Hukuk Genel Kurulu’nca incelenerek direnme kararının süresinde temyiz edildiği anlaşıldıktan ve dosyadaki kağıtlar okunduktan sonra gereği görüşüldü : Karar: Direnme kararı yoluyla, temyiz edenin talebi de gözönüne alındığında Hukuk Genel Kurulu önüne gelen uyuşmazlık, iyi niyetli zilyedin taşınmaz mal satışına ilişkin geçersiz sözleşme nedeniyle akidi satıcıdan talep edebileceği bedelin ne olması gerektiğinde toplanmaktadır.

Davacı, kadastroca davalılar miras bırakanı adına tespit edilen 30 parsel sayılı taşınmazın 5100 m.2 lik kısmını, 25.12.1973 günlü muhtar ve ihtiyar heyeti üyelerince onaylı harici senetle satın almıştır.

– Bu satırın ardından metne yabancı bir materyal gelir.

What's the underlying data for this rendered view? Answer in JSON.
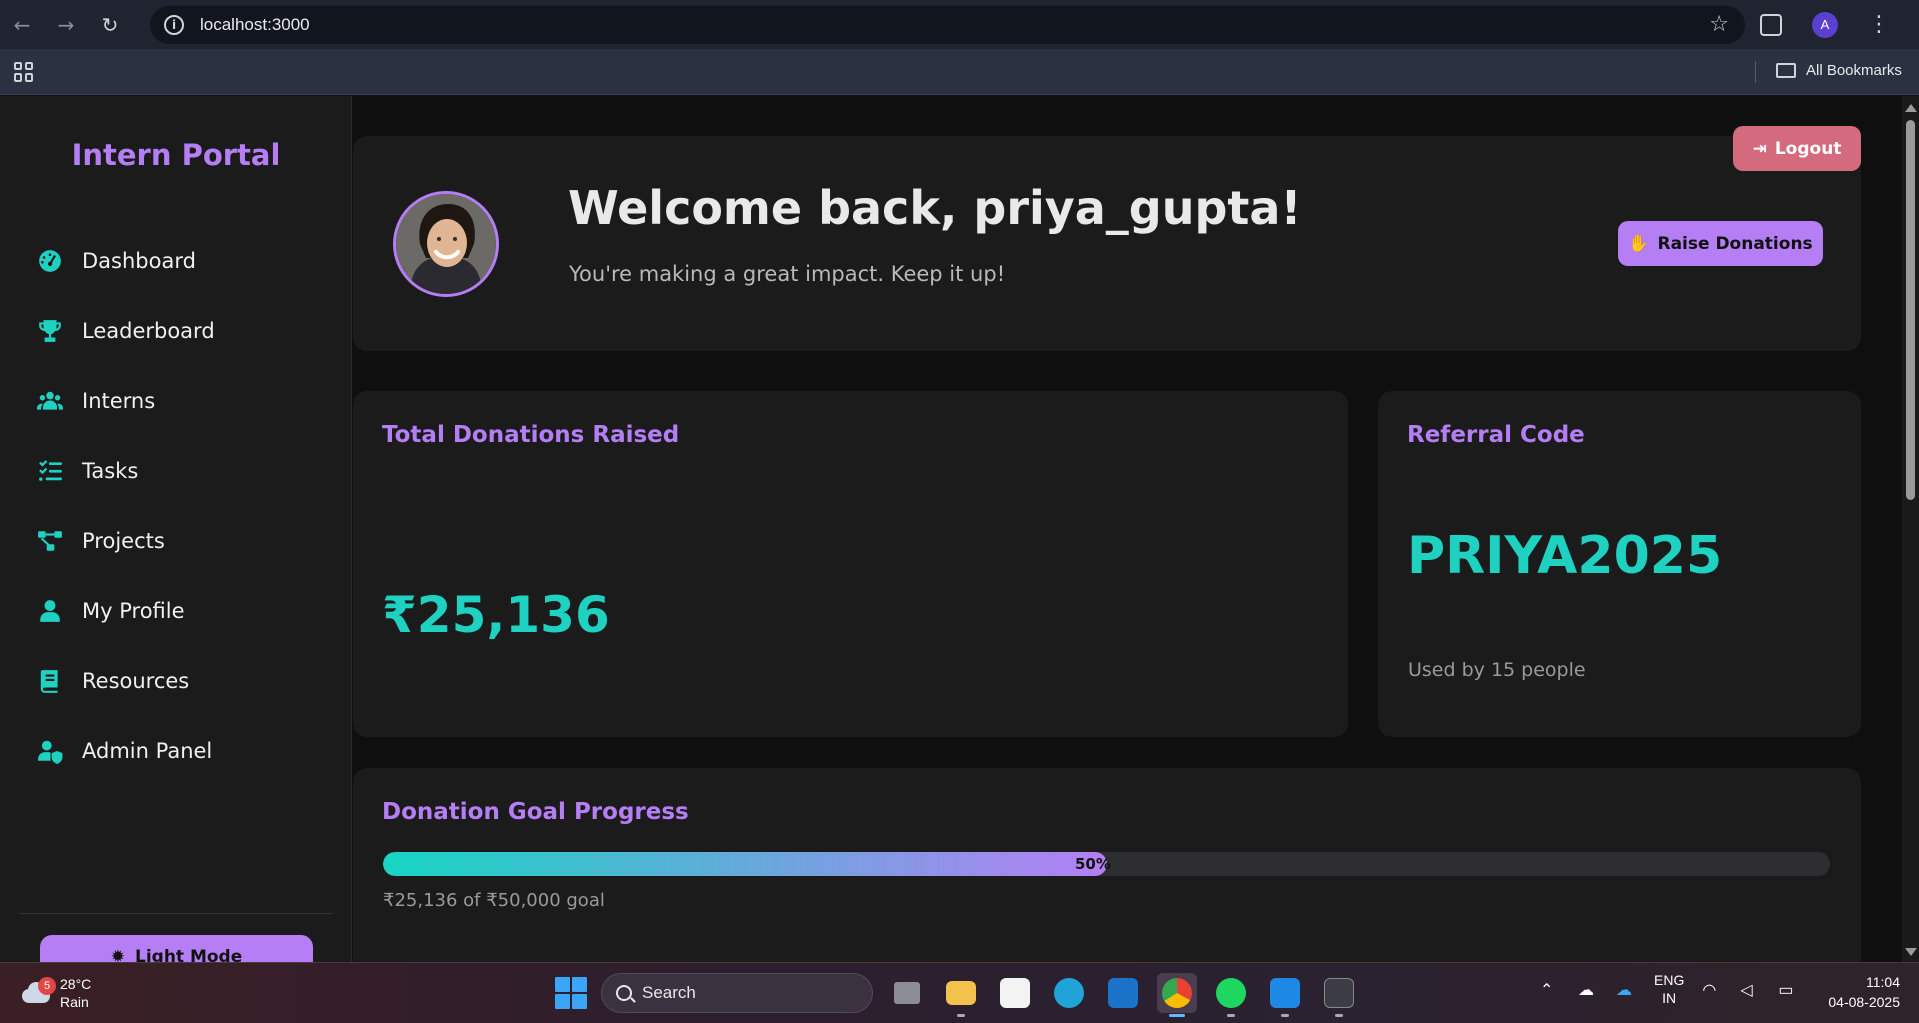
{
  "browser": {
    "url": "localhost:3000",
    "profile_initial": "A",
    "all_bookmarks_label": "All Bookmarks"
  },
  "sidebar": {
    "brand": "Intern Portal",
    "items": [
      {
        "label": "Dashboard",
        "icon": "gauge-icon"
      },
      {
        "label": "Leaderboard",
        "icon": "trophy-icon"
      },
      {
        "label": "Interns",
        "icon": "users-icon"
      },
      {
        "label": "Tasks",
        "icon": "checklist-icon"
      },
      {
        "label": "Projects",
        "icon": "diagram-icon"
      },
      {
        "label": "My Profile",
        "icon": "user-icon"
      },
      {
        "label": "Resources",
        "icon": "book-icon"
      },
      {
        "label": "Admin Panel",
        "icon": "user-shield-icon"
      }
    ],
    "light_mode_label": "Light Mode"
  },
  "header": {
    "logout_label": "Logout",
    "welcome_title": "Welcome back, priya_gupta!",
    "welcome_subtitle": "You're making a great impact. Keep it up!",
    "raise_donations_label": "Raise Donations"
  },
  "donations": {
    "title": "Total Donations Raised",
    "value": "₹25,136"
  },
  "referral": {
    "title": "Referral Code",
    "code": "PRIYA2025",
    "used_text": "Used by 15 people"
  },
  "goal": {
    "title": "Donation Goal Progress",
    "percent": 50,
    "percent_label": "50%",
    "goal_text": "₹25,136 of ₹50,000 goal"
  },
  "colors": {
    "accent_purple": "#b57ef5",
    "accent_teal": "#1fd1c1",
    "logout_red": "#d46a7e"
  },
  "taskbar": {
    "weather_temp": "28°C",
    "weather_desc": "Rain",
    "weather_badge": "5",
    "search_label": "Search",
    "lang_line1": "ENG",
    "lang_line2": "IN",
    "time": "11:04",
    "date": "04-08-2025"
  }
}
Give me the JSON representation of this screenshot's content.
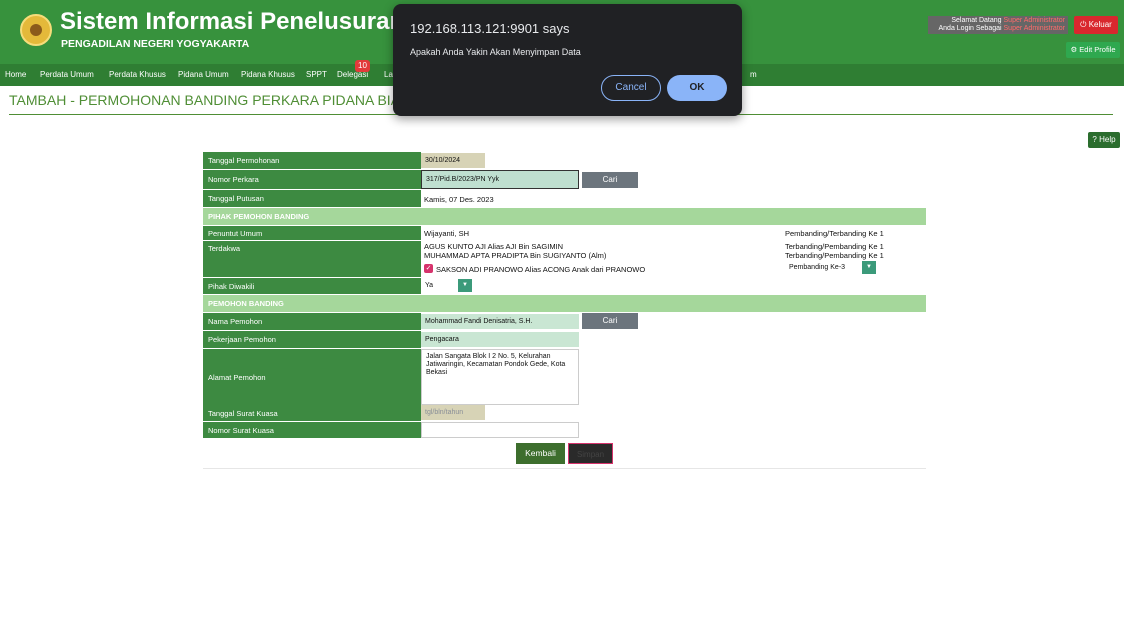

Harici senette taraflar, alıcının satın aldığı yerin adına tescilini istediği takdirde bunun sağlanacağını, tescilin gerçekleştirilememesi durumunda ise, satıcı tarafından arazinin imar bedeli ve ayrıca harici senette gösterilen 78.000 TL. satış bedelinin üç katının alıcıya ödenmesini kararlaştırmışlardır.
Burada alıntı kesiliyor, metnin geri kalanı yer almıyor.